All errors inherit from `NanoserpError`:

```python
from nanoserp import search
from nanoserp.exceptions import NanoserpError, RateLimitError

try:
    result = search("test")
except RateLimitError:
    # DuckDuckGo returned HTTP 429
    ...
except NanoserpError as e:
    # Any other HTTP or parsing error
    print(e.message)
```

## Limitations

- Search results come from DuckDuckGo's HTML endpoint, which is not an official API. The response format may change without notice.
- DuckDuckGo may rate-limit or block requests under heavy use.
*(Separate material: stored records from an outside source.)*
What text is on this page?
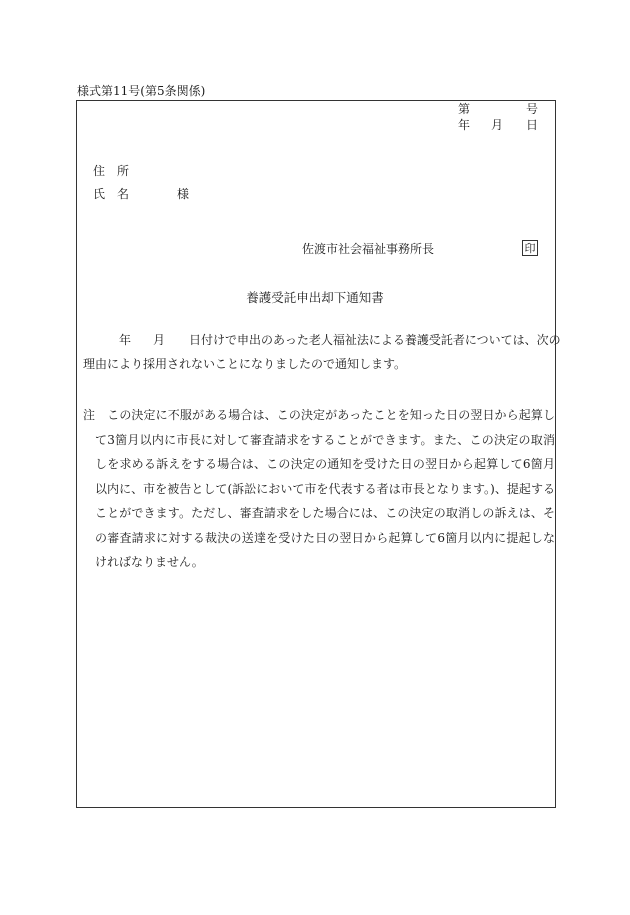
様式第11号(第5条関係)
第	号
年 月 日
住　所
氏　名	様
佐渡市社会福祉事務所長	印
養護受託申出却下通知書
年 月 日付けで申出のあった老人福祉法による養護受託者については、次の
理由により採用されないことになりましたので通知します。
注　この決定に不服がある場合は、この決定があったことを知った日の翌日から起算して3箇月以内に市長に対して審査請求をすることができます。また、この決定の取消しを求める訴えをする場合は、この決定の通知を受けた日の翌日から起算して6箇月以内に、市を被告として(訴訟において市を代表する者は市長となります。)、提起することができます。ただし、審査請求をした場合には、この決定の取消しの訴えは、その審査請求に対する裁決の送達を受けた日の翌日から起算して6箇月以内に提起しなければなりません。
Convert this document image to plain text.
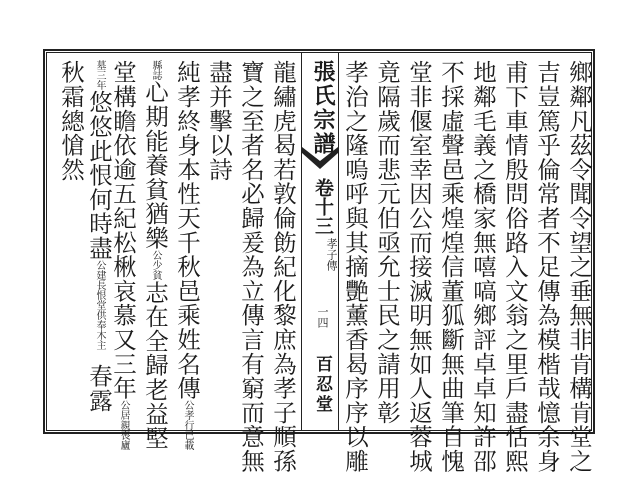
鄉鄰凡茲令聞令望之垂無非肯構肯堂之
吉豈篤乎倫常者不足傳為模楷哉憶余身
甫下車情殷問俗路入文翁之里戶盡恬熙
地鄰毛義之橋家無嘻嗃鄉評卓卓知許邵
不採虛聲邑乘煌煌信董狐斷無曲筆自愧
堂非偃室幸因公而接滅明無如人返蓉城
竟隔歲而悲元伯亟允士民之請用彰
孝治之隆嗚呼與其摘艷薰香曷序序以雕
張氏宗譜
卷十三
孝子傳
一四
百忍堂
龍繡虎曷若敦倫飭紀化黎庶為孝子順孫
寶之至者名必歸爰為立傳言有窮而意無
盡并擊以詩
純孝終身本性天千秋邑乘姓名傳公孝行已載
縣誌心期能養貧猶樂公少貧志在全歸老益堅
堂構瞻依逾五紀松楸哀慕又三年公居親喪廬
墓三年悠悠此恨何時盡公建長恨堂供奉木主春露
秋霜總愴然
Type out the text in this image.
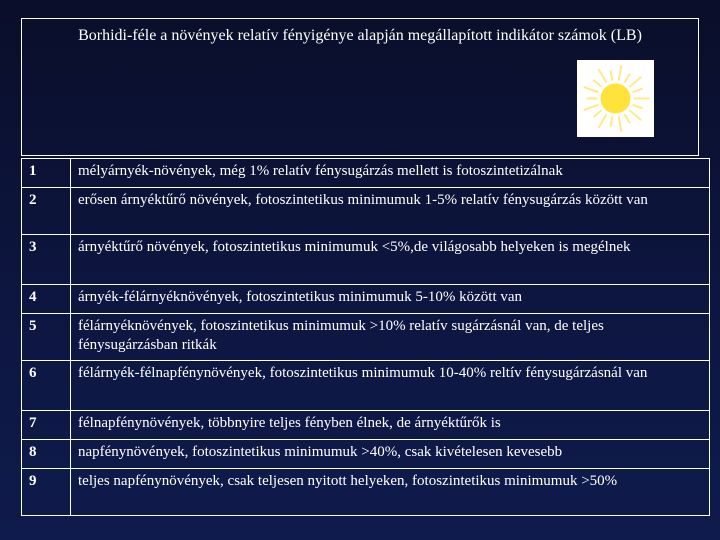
Borhidi-féle a növények relatív fényigénye alapján megállapított indikátor számok (LB)
1	mélyárnyék-növények, még 1% relatív fénysugárzás mellett is fotoszintetizálnak
2	erősen árnyéktűrő növények, fotoszintetikus minimumuk 1-5% relatív fénysugárzás között van
3	árnyéktűrő növények, fotoszintetikus minimumuk <5%,de világosabb helyeken is megélnek
4	árnyék-félárnyéknövények, fotoszintetikus minimumuk 5-10% között van
5	félárnyéknövények, fotoszintetikus minimumuk >10% relatív sugárzásnál van, de teljes fénysugárzásban ritkák
6	félárnyék-félnapfénynövények, fotoszintetikus minimumuk 10-40% reltív fénysugárzásnál van
7	félnapfénynövények, többnyire teljes fényben élnek, de árnyéktűrők is
8	napfénynövények, fotoszintetikus minimumuk >40%, csak kivételesen kevesebb
9	teljes napfénynövények, csak teljesen nyitott helyeken, fotoszintetikus minimumuk >50%
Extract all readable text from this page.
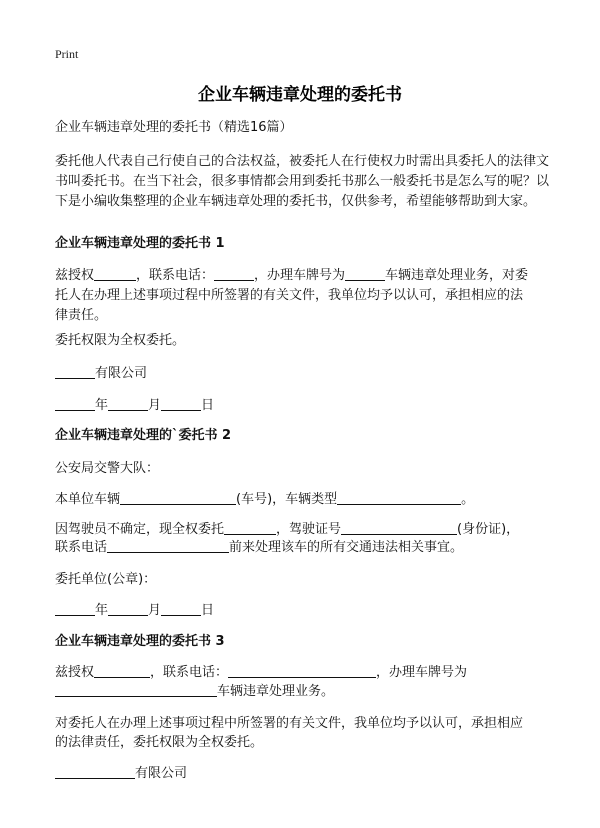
Print
企业车辆违章处理的委托书
企业车辆违章处理的委托书（精选16篇）
委托他人代表自己行使自己的合法权益，被委托人在行使权力时需出具委托人的法律文书叫委托书。在当下社会，很多事情都会用到委托书那么一般委托书是怎么写的呢？以下是小编收集整理的企业车辆违章处理的委托书，仅供参考，希望能够帮助到大家。
企业车辆违章处理的委托书 1
兹授权	，联系电话：	，办理车牌号为	车辆违章处理业务，对委
托人在办理上述事项过程中所签署的有关文件，我单位均予以认可，承担相应的法
律责任。
委托权限为全权委托。
有限公司
年	月	日
企业车辆违章处理的`委托书 2
公安局交警大队：
本单位车辆	(车号)，车辆类型	。
因驾驶员不确定，现全权委托	，驾驶证号	(身份证)，
联系电话	前来处理该车的所有交通违法相关事宜。
委托单位(公章)：
年	月	日
企业车辆违章处理的委托书 3
兹授权	，联系电话：	，办理车牌号为
车辆违章处理业务。
对委托人在办理上述事项过程中所签署的有关文件，我单位均予以认可，承担相应
的法律责任，委托权限为全权委托。
有限公司
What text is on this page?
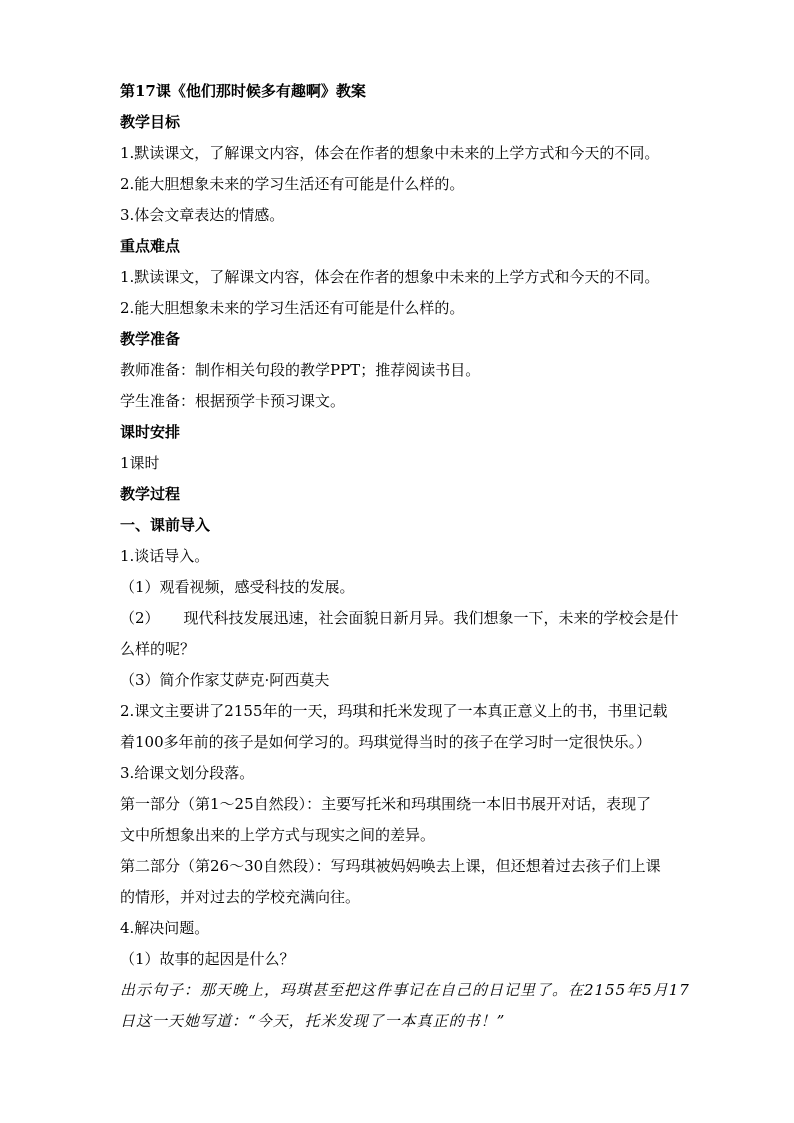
第17课《他们那时候多有趣啊》教案

教学目标

1.默读课文，了解课文内容，体会在作者的想象中未来的上学方式和今天的不同。

2.能大胆想象未来的学习生活还有可能是什么样的。

3.体会文章表达的情感。

重点难点

1.默读课文，了解课文内容，体会在作者的想象中未来的上学方式和今天的不同。

2.能大胆想象未来的学习生活还有可能是什么样的。

教学准备

教师准备：制作相关句段的教学PPT；推荐阅读书目。

学生准备：根据预学卡预习课文。

课时安排

1课时

教学过程

一、课前导入

1.谈话导入。

（1）观看视频，感受科技的发展。

（2） 现代科技发展迅速，社会面貌日新月异。我们想象一下，未来的学校会是什

么样的呢？

（3）简介作家艾萨克·阿西莫夫

2.课文主要讲了2155年的一天，玛琪和托米发现了一本真正意义上的书，书里记载

着100多年前的孩子是如何学习的。玛琪觉得当时的孩子在学习时一定很快乐。）

3.给课文划分段落。

第一部分（第1～25自然段）：主要写托米和玛琪围绕一本旧书展开对话，表现了

文中所想象出来的上学方式与现实之间的差异。

第二部分（第26～30自然段）：写玛琪被妈妈唤去上课，但还想着过去孩子们上课

的情形，并对过去的学校充满向往。

4.解决问题。

（1）故事的起因是什么？

出示句子：那天晚上，玛琪甚至把这件事记在自己的日记里了。在2155年5月17

日这一天她写道：“今天，托米发现了一本真正的书！”
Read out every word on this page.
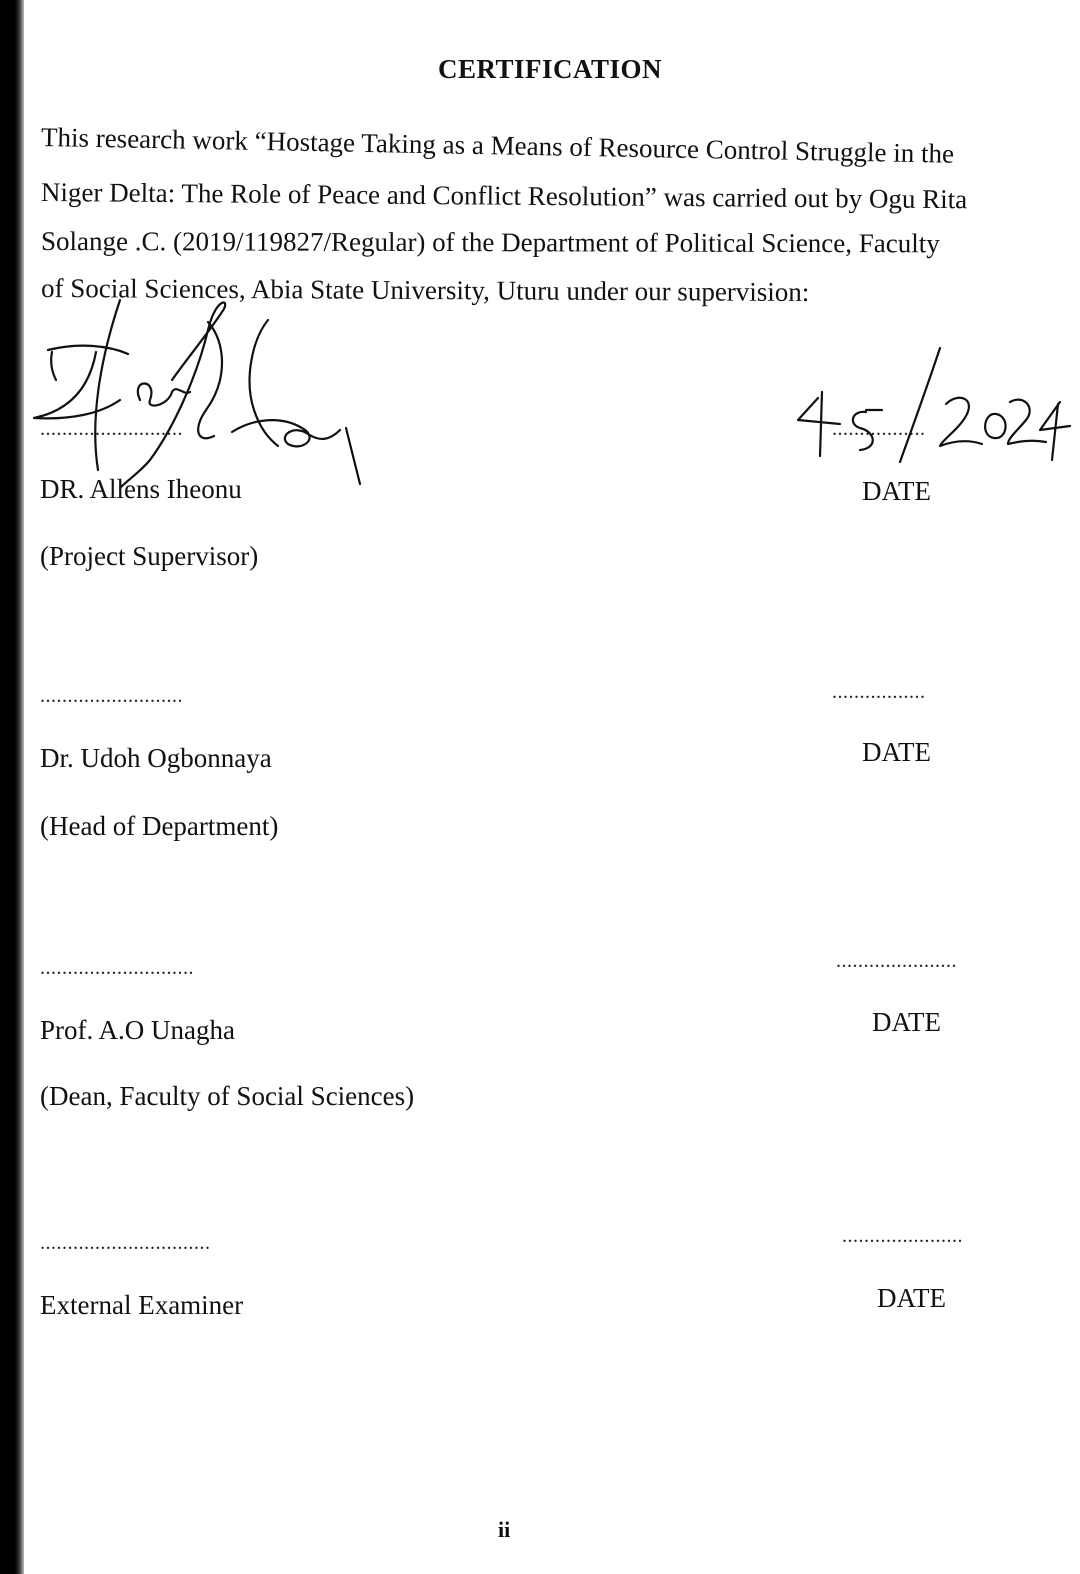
CERTIFICATION
This research work “Hostage Taking as a Means of Resource Control Struggle in the
Niger Delta: The Role of Peace and Conflict Resolution” was carried out by Ogu Rita
Solange .C. (2019/119827/Regular) of the Department of Political Science, Faculty
of Social Sciences, Abia State University, Uturu under our supervision:
..........................	.................
DR. Allens Iheonu	DATE
(Project Supervisor)
..........................	.................
Dr. Udoh Ogbonnaya	DATE
(Head of Department)
............................	......................
Prof. A.O Unagha	DATE
(Dean, Faculty of Social Sciences)
...............................	......................
External Examiner	DATE
ii
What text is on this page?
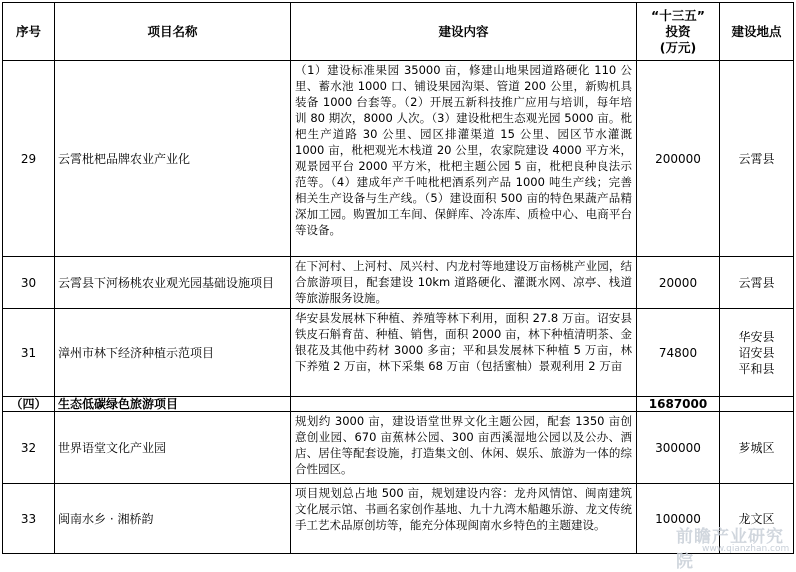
序号	项目名称	建设内容	“十三五”
投资
(万元)	建设地点
29	云霄枇杷品牌农业产业化	（1）建设标准果园 35000 亩，修建山地果园道路硬化 110 公里、蓄水池 1000 口、铺设果园沟渠、管道 200 公里，新购机具装备 1000 台套等。（2）开展五新科技推广应用与培训，每年培训 80 期次，8000 人次。（3）建设枇杷生态观光园 5000 亩。枇杷生产道路 30 公里、园区排灌渠道 15 公里、园区节水灌溉 1000 亩，枇杷观光木栈道 20 公里，农家院建设 4000 平方米，观景园平台 2000 平方米，枇杷主题公园 5 亩，枇杷良种良法示范等。（4）建成年产千吨枇杷酒系列产品 1000 吨生产线；完善相关生产设备与生产线。（5）建设面积 500 亩的特色果蔬产品精深加工园。购置加工车间、保鲜库、冷冻库、质检中心、电商平台等设备。	200000	云霄县
30	云霄县下河杨桃农业观光园基础设施项目	在下河村、上河村、凤兴村、内龙村等地建设万亩杨桃产业园，结合旅游项目，配套建设 10km 道路硬化、灌溉水网、凉亭、栈道等旅游服务设施。	20000	云霄县
31	漳州市林下经济种植示范项目	华安县发展林下种植、养殖等林下利用，面积 27.8 万亩。诏安县铁皮石斛育苗、种植、销售，面积 2000 亩，林下种植清明茶、金银花及其他中药材 3000 多亩；平和县发展林下种植 5 万亩，林下养殖 2 万亩，林下采集 68 万亩（包括蜜柚）景观利用 2 万亩	74800	华安县
诏安县
平和县

（四）	生态低碳绿色旅游项目		1687000	
32	世界语堂文化产业园	规划约 3000 亩，建设语堂世界文化主题公园，配套 1350 亩创意创业园、670 亩蕉林公园、300 亩西溪湿地公园以及公办、酒店、居住等配套设施，打造集文创、休闲、娱乐、旅游为一体的综合性园区。	300000	芗城区
33	闽南水乡 · 湘桥韵	项目规划总占地 500 亩，规划建设内容：龙舟风情馆、闽南建筑文化展示馆、书画名家创作基地、九十九湾木船趣乐游、龙文传统手工艺术品原创坊等，能充分体现闽南水乡特色的主题建设。	100000	龙文区
前瞻产业研究院
www.qianzhan.com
This tool is intended for small-scale, low-frequency usage.
- Scraping respects the target server's response but does not check `robots.txt`.

## For Developers

### Setup

This project uses [uv](https://docs.astral.sh/uv/getting-started/installation/) for dependency management, but any virtual environment or package manager (`pip`, `venv`, `poetry`, `conda`) will work.

```bash
# Create and activate a virtual environment
uv venv --python 3.12
source .venv/bin/activate

# Install development dependencies and pre-commit hooks
uv sync --extra dev
pre-commit install
```

### Verification

Before committing, make sure all checks pass:

```bash
# Lint and format
uv run ruff check --fix . && uv run ruff format .

# Type check
uv run ty check .

# Unit tests
uv run pytest

# Include integration tests (makes real HTTP requests)
uv run pytest --slow
```

### Tooling

| Tool | Description |
| --- | --- |
| [ruff](https://github.com/astral-sh/ruff) | Linting and formatting |
| [ty](https://docs.astral.sh/ty/) | Static type checking |
| [pytest](https://github.com/pytest-dev/pytest) | Unit and integration testing |
| [pre-commit](https://pre-commit.com/) | Git hook management |

### Publishing

To publish to PyPI, move `.github/disabled-workflows/publish.yaml.disabled` to `.github/workflows/publish.yaml` and set `PYPI_API_TOKEN` in the repo secrets. Then tag a new release, and GitHub Actions will build and publish the package automatically.